Obligations convertibles, mesures conservatoires et sauvegarde accélérée : la Cour d’appel de Versailles précise les limites du référé en contexte de crise immobilière
- Kahina BENNOUR
- 11 juil.
- 2 min de lecture

Dans un arrêt du 30 janvier 2025, la Cour d’appel de Versailles (Cour d'appel de Versailles, Chambre civile 1 5, 30 janvier 2025, n° 24/03762) s’est prononcée sur la possibilité pour le représentant de la masse des porteurs d’obligations convertibles en actions (OCA) d’obtenir, en référé, des mesures conservatoires visant à interdire la cession d’actifs immobiliers et de titres sociaux par des sociétés en contexte de procédure de sauvegarde accélérée.
Contexte de l’affaire Le litige opposait le représentant de la masse des obligataires de plusieurs sociétés détenant des résidences services seniors (RSS) au groupe Orpéa, en difficulté financière et engagé dans un vaste plan de cession d’actifs immobiliers pour respecter ses engagements dans le cadre d’une procédure de sauvegarde accélérée. Craignant une dilution de la participation des obligataires à la suite d’augmentations de capital et d’opérations sociales contestées, le représentant de la masse a sollicité en référé l’interdiction de toute cession d’actifs ou de titres jusqu’à l’issue du contentieux au fond.

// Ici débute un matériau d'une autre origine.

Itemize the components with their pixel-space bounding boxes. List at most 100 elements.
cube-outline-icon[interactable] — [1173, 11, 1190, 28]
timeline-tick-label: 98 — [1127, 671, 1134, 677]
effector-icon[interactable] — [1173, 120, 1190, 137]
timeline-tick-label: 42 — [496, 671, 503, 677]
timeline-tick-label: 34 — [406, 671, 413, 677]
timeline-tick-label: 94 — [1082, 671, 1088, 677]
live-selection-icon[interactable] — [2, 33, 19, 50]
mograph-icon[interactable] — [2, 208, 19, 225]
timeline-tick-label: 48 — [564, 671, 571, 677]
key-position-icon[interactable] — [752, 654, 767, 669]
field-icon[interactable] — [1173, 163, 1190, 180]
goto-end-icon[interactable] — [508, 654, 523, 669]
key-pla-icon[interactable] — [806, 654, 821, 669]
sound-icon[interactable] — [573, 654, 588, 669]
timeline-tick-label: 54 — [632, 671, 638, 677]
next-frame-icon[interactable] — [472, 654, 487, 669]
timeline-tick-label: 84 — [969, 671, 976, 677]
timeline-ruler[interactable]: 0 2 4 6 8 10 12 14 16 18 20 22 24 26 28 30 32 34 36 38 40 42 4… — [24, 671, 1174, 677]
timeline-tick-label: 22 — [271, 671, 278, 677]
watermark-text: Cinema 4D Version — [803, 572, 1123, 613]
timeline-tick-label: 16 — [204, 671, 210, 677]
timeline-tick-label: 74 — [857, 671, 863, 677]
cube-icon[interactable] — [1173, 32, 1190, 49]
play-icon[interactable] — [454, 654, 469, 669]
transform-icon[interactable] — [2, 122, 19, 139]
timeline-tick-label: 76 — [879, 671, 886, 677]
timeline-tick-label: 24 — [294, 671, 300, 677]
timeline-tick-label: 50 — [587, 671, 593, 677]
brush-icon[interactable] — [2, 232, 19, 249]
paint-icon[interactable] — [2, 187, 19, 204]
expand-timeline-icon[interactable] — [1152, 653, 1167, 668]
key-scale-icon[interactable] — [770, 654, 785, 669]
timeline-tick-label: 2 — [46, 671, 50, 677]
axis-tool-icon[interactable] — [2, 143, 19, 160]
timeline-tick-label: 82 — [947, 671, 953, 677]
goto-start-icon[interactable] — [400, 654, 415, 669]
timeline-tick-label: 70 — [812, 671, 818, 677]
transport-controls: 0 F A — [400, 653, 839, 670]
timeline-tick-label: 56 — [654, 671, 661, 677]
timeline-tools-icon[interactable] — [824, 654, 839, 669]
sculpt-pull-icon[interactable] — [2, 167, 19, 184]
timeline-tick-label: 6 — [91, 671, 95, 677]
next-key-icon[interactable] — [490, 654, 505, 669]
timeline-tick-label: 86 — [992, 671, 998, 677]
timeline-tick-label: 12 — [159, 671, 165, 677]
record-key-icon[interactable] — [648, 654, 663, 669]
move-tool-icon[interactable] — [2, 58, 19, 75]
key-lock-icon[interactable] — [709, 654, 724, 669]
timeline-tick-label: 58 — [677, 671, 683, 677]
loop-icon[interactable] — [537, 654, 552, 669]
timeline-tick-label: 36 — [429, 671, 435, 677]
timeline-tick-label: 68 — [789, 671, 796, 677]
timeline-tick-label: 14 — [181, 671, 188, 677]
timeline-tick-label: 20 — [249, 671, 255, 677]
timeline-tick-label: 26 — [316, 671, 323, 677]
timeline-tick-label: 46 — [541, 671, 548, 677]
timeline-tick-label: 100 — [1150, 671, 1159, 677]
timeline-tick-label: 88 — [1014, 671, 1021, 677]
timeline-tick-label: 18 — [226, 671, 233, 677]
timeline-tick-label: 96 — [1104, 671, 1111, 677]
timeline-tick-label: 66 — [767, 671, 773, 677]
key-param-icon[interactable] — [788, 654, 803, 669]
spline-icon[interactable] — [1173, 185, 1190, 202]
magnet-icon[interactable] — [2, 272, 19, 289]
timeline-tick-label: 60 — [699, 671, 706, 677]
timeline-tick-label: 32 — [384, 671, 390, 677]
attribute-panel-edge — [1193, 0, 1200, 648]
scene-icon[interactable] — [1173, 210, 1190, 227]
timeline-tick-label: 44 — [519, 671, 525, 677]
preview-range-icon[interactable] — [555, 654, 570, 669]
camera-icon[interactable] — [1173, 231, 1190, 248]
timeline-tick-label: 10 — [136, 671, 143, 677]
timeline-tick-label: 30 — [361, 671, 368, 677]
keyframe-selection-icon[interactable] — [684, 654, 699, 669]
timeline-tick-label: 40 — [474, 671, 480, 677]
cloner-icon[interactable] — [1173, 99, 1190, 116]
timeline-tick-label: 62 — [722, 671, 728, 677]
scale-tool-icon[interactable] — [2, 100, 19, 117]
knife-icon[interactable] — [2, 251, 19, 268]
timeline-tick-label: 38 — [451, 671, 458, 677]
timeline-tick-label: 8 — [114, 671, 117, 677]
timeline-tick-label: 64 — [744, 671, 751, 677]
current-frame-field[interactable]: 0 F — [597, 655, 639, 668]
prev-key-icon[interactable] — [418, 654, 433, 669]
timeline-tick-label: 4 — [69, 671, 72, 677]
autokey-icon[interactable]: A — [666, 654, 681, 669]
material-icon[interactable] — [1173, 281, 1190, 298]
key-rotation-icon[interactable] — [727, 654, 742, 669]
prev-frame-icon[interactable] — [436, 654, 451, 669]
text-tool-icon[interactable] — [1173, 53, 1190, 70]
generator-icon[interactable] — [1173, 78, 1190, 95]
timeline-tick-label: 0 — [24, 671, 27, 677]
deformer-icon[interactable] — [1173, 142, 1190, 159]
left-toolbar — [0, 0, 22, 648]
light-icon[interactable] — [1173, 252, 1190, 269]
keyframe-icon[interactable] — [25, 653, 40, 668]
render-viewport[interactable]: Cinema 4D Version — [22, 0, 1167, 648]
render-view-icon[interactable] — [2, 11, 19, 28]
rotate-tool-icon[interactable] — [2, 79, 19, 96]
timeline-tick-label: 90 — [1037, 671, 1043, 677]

Décision de la Cour La Cour d’appel confirme d’abord l’intérêt à agir du représentant de la masse des obligataires, dès lors qu’il existe un différend sérieux sur la validité des décisions sociales affectant les droits des porteurs d’OCA. Toutefois, elle rappelle que les mesures conservatoires sollicitées doivent être proportionnées et ne pas porter une atteinte excessive aux droits des sociétés concernées, surtout lorsqu’elles sont engagées dans une procédure de sauvegarde accélérée impliquant des cessions d’actifs majeurs.
La Cour relève que l’urgence est caractérisée par le calendrier serré des cessions immobilières imposé par le plan de sauvegarde. Cependant, elle juge que les mesures d’interdiction demandées, qui auraient pour effet de bloquer une part significative du patrimoine immobilier du groupe pour une durée indéterminée, sont disproportionnées au regard des intérêts en présence. En effet, empêcher la réalisation des cessions compromettrait la restructuration financière du groupe Orpéa, ce qui pourrait in fine nuire aux intérêts mêmes des obligataires.
Enseignements à retenir Cet arrêt illustre la rigueur avec laquelle les juges du référé apprécient la proportionnalité des mesures conservatoires en contexte de crise et de procédures collectives. Même en présence d’un différend sérieux et d’une urgence avérée, la protection des droits des obligataires ne saurait justifier des mesures susceptibles de paralyser la mise en œuvre d’un plan de sauvegarde, au risque d’aggraver la situation de l’ensemble des parties prenantes.
Pour les praticiens, cette décision rappelle l’importance de calibrer précisément les mesures sollicitées en référé, en tenant compte des impératifs de restructuration et de l’équilibre des intérêts en présence.